What is agent-based modeling?¶
Over the last 10 years, the availability of more and more data, the development of low cost cloud computing, and the emergence of Machine Learning (ML) and Artificial Intelligence (AI) led to the creation of a new field: data science.
Data science allows organizations to automate decision-making related to questions like:
- Which ad should be served to a particular person based on their browsing history?
- Is this person likely to get heart disease in the next five years?
- Should I extend a mortgage to this person?
ML and other popular data science techniques answer these questions by identifying hidden trends in large data sets, but the success of these types of models depends on the future looking similar to the past.
Unfortunately, for many strategic questions, the future looks different from the past. We are living in an era of increasing uncertainty and organizations need to make decisions in an environment subject to:
- Technology change, e.g. the shift to electric cars or ChatGPT.
- Cultural change, e.g. the trend towards working from home.
- Economic change, e.g. the rise of inflation and interest rates.
- Demographic change, e.g. an aging population.
- Climate change, e.g. an increasing frequency of extreme weather events.
- Unprecedented shocks, e.g. COVID or the invasion of Ukraine.
So, how should organizations use data to make better strategic decisions where the future looks different from the past? For example, you might be trying to answer questions like:
- Which product categories and market segments will grow over the next five years?
- What might happen to the prevalence of heart disease if we reduce levels of sugar in food?
- How should we go-to-market in a new region?
- What sort of mortgage product will we need to support younger peoples’ needs?
- How should a governor respond to a new crisis?
- What does a particular shift in behavior mean for our business?
- How might changes in population health impact insurance premiums?
In this context, automating decisions by predicting the future is impossible, but improving decisions by exploring different possible futures is central to developing robust, effective strategies.

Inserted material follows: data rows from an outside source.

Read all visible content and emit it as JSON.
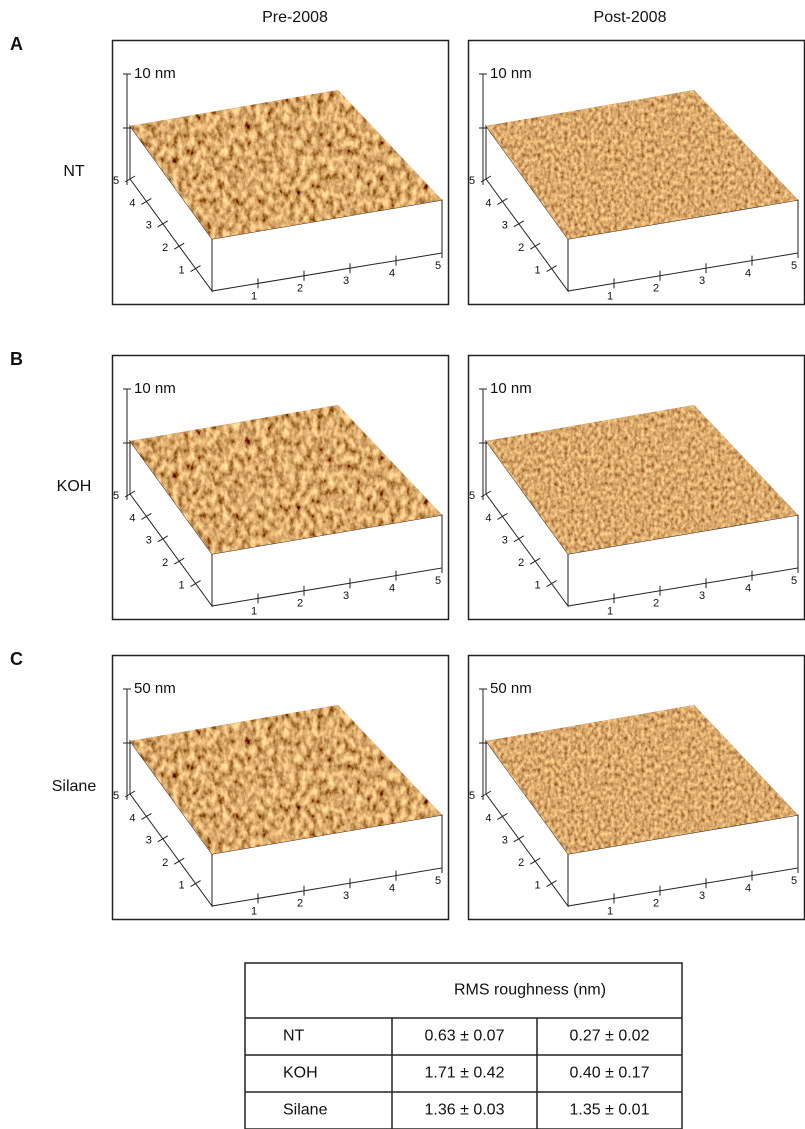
{
  "column_headers": [
    "Pre-2008",
    "Post-2008"
  ],
  "rows": [
    {
      "letter": "A",
      "label": "NT",
      "scale": "10 nm"
    },
    {
      "letter": "B",
      "label": "KOH",
      "scale": "10 nm"
    },
    {
      "letter": "C",
      "label": "Silane",
      "scale": "50 nm"
    }
  ],
  "axis_ticks": [
    "1",
    "2",
    "3",
    "4",
    "5"
  ],
  "table": {
    "header": "RMS roughness (nm)",
    "rows": [
      [
        "NT",
        "0.63 ± 0.07",
        "0.27 ± 0.02"
      ],
      [
        "KOH",
        "1.71 ± 0.42",
        "0.40 ± 0.17"
      ],
      [
        "Silane",
        "1.36 ± 0.03",
        "1.35 ± 0.01"
      ]
    ]
  }
}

Agent-based modeling (ABM) is a data science technique that allows organizations to test answers to these “what if” questions at a granular level, evaluating alternative strategies over a range of scenarios to identify your best opportunity to create leverage. ABM complements predictive techniques, like ML, by enabling data scientists to provide actionable insights to improve decision-making around a new and expanding class of strategic questions.